Immer wieder mussten wir in den vergangenen Monaten beobachten, dass der Landkreis Wittenberg mit aller Härte versucht, sogenannte Dublin-Abschiebungen (nach z.B. Italien oder Belgien) durchzusetzen, ohne die betroffenen Menschen im Vorhinein über ihre „Rückführung“ zu informieren. Darüber hinaus sind uns Fälle bekannt, in denen sich die betroffenen Menschen zum Zeitpunkt der geplanten Abschiebung in stationärer Behandlung im Krankenhaus befanden, aber von der Ausländerbehörde im Nachhinein als untergetaucht eingestuft wurden. Auch ist es vorgekommen, dass die Ausländerbehörde anscheinend Krankenhausbescheinigungen nicht an das Bundesamt für Migration und Flüchtlinge in Halberstadt weitergereicht hat. Beides wirkt sich gravierend negativ auf die individuelle Situation der Flüchtlinge aus.

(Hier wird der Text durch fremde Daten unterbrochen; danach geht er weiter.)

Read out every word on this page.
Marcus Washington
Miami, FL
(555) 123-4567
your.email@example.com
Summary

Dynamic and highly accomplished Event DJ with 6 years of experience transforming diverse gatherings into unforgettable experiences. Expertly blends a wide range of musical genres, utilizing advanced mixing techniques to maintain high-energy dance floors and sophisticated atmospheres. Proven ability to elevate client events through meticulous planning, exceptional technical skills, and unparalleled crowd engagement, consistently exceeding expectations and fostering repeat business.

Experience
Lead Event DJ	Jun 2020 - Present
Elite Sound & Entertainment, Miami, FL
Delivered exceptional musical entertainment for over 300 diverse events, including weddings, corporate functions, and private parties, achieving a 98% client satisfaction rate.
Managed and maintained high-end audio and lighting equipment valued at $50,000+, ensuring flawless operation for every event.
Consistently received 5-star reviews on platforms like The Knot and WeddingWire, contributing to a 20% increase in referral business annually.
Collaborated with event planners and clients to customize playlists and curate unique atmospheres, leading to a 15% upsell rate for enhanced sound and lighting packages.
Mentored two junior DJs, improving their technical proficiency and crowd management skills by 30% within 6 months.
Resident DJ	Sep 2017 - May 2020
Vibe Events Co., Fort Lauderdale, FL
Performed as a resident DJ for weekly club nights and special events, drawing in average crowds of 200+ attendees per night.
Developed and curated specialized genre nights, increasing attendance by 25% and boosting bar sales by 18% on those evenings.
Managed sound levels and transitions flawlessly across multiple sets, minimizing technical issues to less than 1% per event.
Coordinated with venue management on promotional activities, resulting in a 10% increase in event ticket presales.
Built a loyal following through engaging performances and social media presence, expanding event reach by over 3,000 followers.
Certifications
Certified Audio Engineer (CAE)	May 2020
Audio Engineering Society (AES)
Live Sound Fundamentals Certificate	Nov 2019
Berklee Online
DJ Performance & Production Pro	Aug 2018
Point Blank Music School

Herr Mahamane war ganz eindeutig nicht „Reisefähig“. Das Sozialamt in Wittenberg wusste über seine laufenden Behandlungen Bescheid, da sie diese genehmigen müssen. Es ist daher anzunehmen, dass auch die Ausländerbehörde über Herrn Mahamanes Zustand Kenntnis hatte.

Wir verurteilen entschieden das Vorgehen der zuständiger Behörden, die trotz des Wissens um den Gesundheitszustand Herrn Mahamanes eine körperlich und psychisch extrem belastende „Rückführung“ nach Belgien angeordnet und durchgeführt haben. Wir betrachten es als fahrlässig und völlig verantwortungslos gegenüber dem betroffenen Menschen und seiner Gesundheit.

Die Freunde von Herrn Mahamane können ihn seit der Abholung durch die Beamten nicht mehr telefonisch erreichen und wissen nicht, wo er sich aktuell aufhält. Sie sind in großer Sorge um ihn und seinen gesundheitlichen Zustand.